Hope’s lips remain pursed, her expression cool under the girl’s gaze. Josie seems to be trying to place Hope’s last name, or place Hope’s face. After a second too long, Hope decides that she’s had enough.

  
  


“Stop looking at me.”

  
  


“I’m not.”

  
  


Shai rolls his eyes. Can’t they just kiss and stop this nonsense?

  
  


Twenty minutes of committed silence flows between them, the room getting hotter and scorching. If it’s the broken air-conditioning or the energy coming off of the two girls, Shai will never know.

  
  


In the meantime, Shai does a little research. He learns about Hope’s parents in this universe. They both play soccer as well, but are distinguished as professional and highly well-known players on the women’s and men’s team alike.

  
  


He wonders if Josie also has a sport’s past as well. Nothing came up in the research, though. Maybe the girl just enjoys watching sports? He turns off his device, deciding he should definitely learn more and invest more into modern-day technology. The wonders of it.

  
  


Hope exhales sharply, drawing Shai’s attention instantly. She seems to be high on nerves and she steps towards the door, trying to pry the door open with only her hands.

  
  


“You’re embarrassing me,” Josie mocks, her voice turning deeper and raspier to mimic Hope’s own before. Hope scoffs, turning to lean back against the wall again.

  
  


He finds it weird that they haven’t even introduced each other, despite Hope’s nameplate on her jacket. He wills the air to sharpen and make them closer, he wills their breaths to coordinate and say more.

  
  


Josie finally falls to the floor, sitting criss-crossed. It’s been a full hour.

  
  


Hope watches her the whole time, Shai notices.
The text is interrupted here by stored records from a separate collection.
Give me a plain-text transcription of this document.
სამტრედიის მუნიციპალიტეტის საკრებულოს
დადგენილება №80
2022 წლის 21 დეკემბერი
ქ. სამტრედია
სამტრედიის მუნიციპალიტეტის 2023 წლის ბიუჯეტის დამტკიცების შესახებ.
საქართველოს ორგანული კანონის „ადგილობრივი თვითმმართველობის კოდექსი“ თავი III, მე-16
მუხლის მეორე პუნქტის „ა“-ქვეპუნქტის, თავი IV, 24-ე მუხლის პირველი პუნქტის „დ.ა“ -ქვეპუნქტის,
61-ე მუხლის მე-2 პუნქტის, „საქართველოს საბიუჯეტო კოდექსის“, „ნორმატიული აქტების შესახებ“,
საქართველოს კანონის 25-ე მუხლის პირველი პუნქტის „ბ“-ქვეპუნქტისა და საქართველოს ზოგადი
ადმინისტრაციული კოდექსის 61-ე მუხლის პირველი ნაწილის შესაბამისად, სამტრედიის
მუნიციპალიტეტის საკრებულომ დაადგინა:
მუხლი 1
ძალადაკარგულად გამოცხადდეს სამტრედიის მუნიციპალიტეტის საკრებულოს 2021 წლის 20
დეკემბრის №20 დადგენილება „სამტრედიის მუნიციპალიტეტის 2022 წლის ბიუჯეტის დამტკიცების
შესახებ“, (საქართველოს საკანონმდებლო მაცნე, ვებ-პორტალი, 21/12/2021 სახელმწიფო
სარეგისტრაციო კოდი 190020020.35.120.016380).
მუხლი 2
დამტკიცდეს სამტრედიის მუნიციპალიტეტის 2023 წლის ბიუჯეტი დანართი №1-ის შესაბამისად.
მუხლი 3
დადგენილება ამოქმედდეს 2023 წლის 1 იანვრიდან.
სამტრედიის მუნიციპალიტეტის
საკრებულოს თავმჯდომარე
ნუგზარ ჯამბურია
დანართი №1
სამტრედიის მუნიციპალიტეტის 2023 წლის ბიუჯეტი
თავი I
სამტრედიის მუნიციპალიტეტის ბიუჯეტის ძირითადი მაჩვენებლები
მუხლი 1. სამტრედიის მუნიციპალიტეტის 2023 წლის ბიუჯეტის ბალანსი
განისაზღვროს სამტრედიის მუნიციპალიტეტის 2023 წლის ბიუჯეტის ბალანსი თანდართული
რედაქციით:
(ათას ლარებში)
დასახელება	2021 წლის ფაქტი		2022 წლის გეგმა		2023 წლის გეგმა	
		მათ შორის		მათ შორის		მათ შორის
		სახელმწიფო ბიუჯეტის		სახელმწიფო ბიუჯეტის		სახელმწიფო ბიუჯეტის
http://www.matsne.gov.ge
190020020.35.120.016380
Not once do her eyes fall to another subject. Not once do they glue to the floor, or look up timidly to the ceiling. Hope’s eyes dart back and forth across the girl’s features, examining her.

  
  


Analyzing her.

  
  


He wonders how Josie hasn’t noticed as well.

  
  


It’s something he thinks the most consciously about. Josie, all of the time, in every universe, seems to notice nothing but be the one to care the most. To be the one who _looks on_ the most. Hope does look on. But secretly—

  
  


Old-fashionedly.

  
  


Longingly.

  
  


Shai’s heart bursts.

  
  


The door suddenly flings open, with two employees ready with dozens of apologies. Hope hears none of it and Josie stands up right away, talking to the hotel’s employees. A conversation carries on for minutes, but Shai and Hope alike hear _nothing_.

  
  


Then the employees disappear and Josie steps once towards the exit. For a second, she lingers between the opened doors. She turns back to give Hope one last look.

  
  


_Do something_ , the God of Fate screams.

  
  


Idiots.

  
  


How is he supposed to work with this? He can’t do anything. Something akin to panic builds up within him.

  
  


He can’t do _anything_.

  
  


“I’m going to take the stairs up.”

  
  


The words are civil, though a little sharp.

  
  


It’s almost an invitation for Hope to follow her. To not take the elevator again. They’re on the thirteenth floor. That’s three more floors up for Hope to get back to her room.

  
  


Hope’s mouth opens. Just like before. The air in her throat tangles up and her lips close. She says nothing, the bag on her shoulder heavier than before. She rubs at the spot awkwardly again.

  
  


Josie walks away, nodding, stepping slowly. Burning slowly.

  
  


The doors to the elevator close agonizingly to Shai’s eyes. The God of Fate shakes his head. His headache burns with disappointment. All he can do is stare at Hope’s expressionless face and her motionless body.

  
  


The elevator doors acknowledge nothing of the past hour.

  
  


They shut easily, uncaring and unaware.

  
  


Behind the closed doors of the elevator, the God of Fate yells at Hope, mindlessly ranting and cursing all things foul and blasphemy. 

  
  


The blue-eyed girl stays unmoving.


End file.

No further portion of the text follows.